The pharmacokinetic results indicate that BZF961 systemic exposure increased with dose and the increase was slightly greater than dose proportional following single ascending doses from 10 mg to 1000 mg and multiple ascending doses from 100 mg to 500 mg on Days 1 and 7. The accumulation ratio ranged from 1.33-fold to 2.88 fold (based on AUC) after multiple doses compared to Day 1. Administration with food had minimal effect on BZF861 exposure.

BZF961 is predominantly metabolized by CYP3A4. Ritonavir is a potent CYP3A4 inhibitor and has been used to pharmacologically increase exposure of HIV and HCV protease inhibitors in the clinic. Co-administration of BZF961 with ritonavir was well tolerated and resulted in significant increases (up to 60-fold) in BZF961 exposure. Co-administration of BZF961 with ritonavir increased trough levels more than the AUC and Cmax levels, thereby resulting in a lower predicted efficacious dose and higher safety margins. Additionally, the inter-subject variability of BZF961 exposure was decreased with ritonavir co-administration. Based on the pharmacokinetic results and the preclinical virology data, it is expected that a 500 mg twice daily dose of BZF961 – or 50 mg twice daily dose with ritonavir – will be able to inhibit wild-type HCV GT 1, 2, 4, 5, and 6. Additionally, this dose may be adequate to cover most of the known GT 1a and 1 b resistant variants.

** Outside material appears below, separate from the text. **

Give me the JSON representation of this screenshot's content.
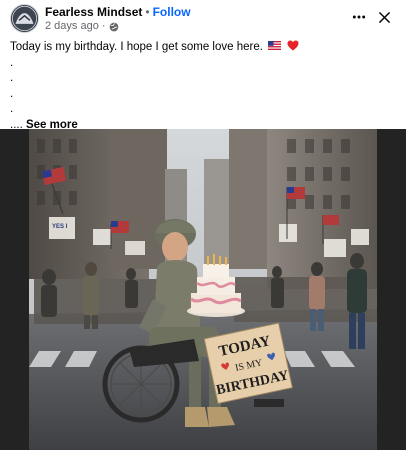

In conclusion, the strategy of co-administering BZF961 with the CYP3A4 inhibitor ritonavir considerably boosted exposure of the HCV NS3-4A protease inhibitor. This finding indicates the possibility of using lower doses, with improved safety margins, for efficacy studies.

Transparency

Declaration of funding

This study was funded by Novartis Institutes for BioMedical Research.

Declaration of financial/other relationships

AB, SM, CTJ, KD, CLJ, and RAC are, or were at the time of the study, employees of and/or shareholders in Novartis Pharmaceutical Corp. JDA peer reviewers on this manuscript have no relevant financial or other relationships to disclose.

Acknowledgments

This manuscript is dedicated to Dr. Stephen Youngberg (1946–2013).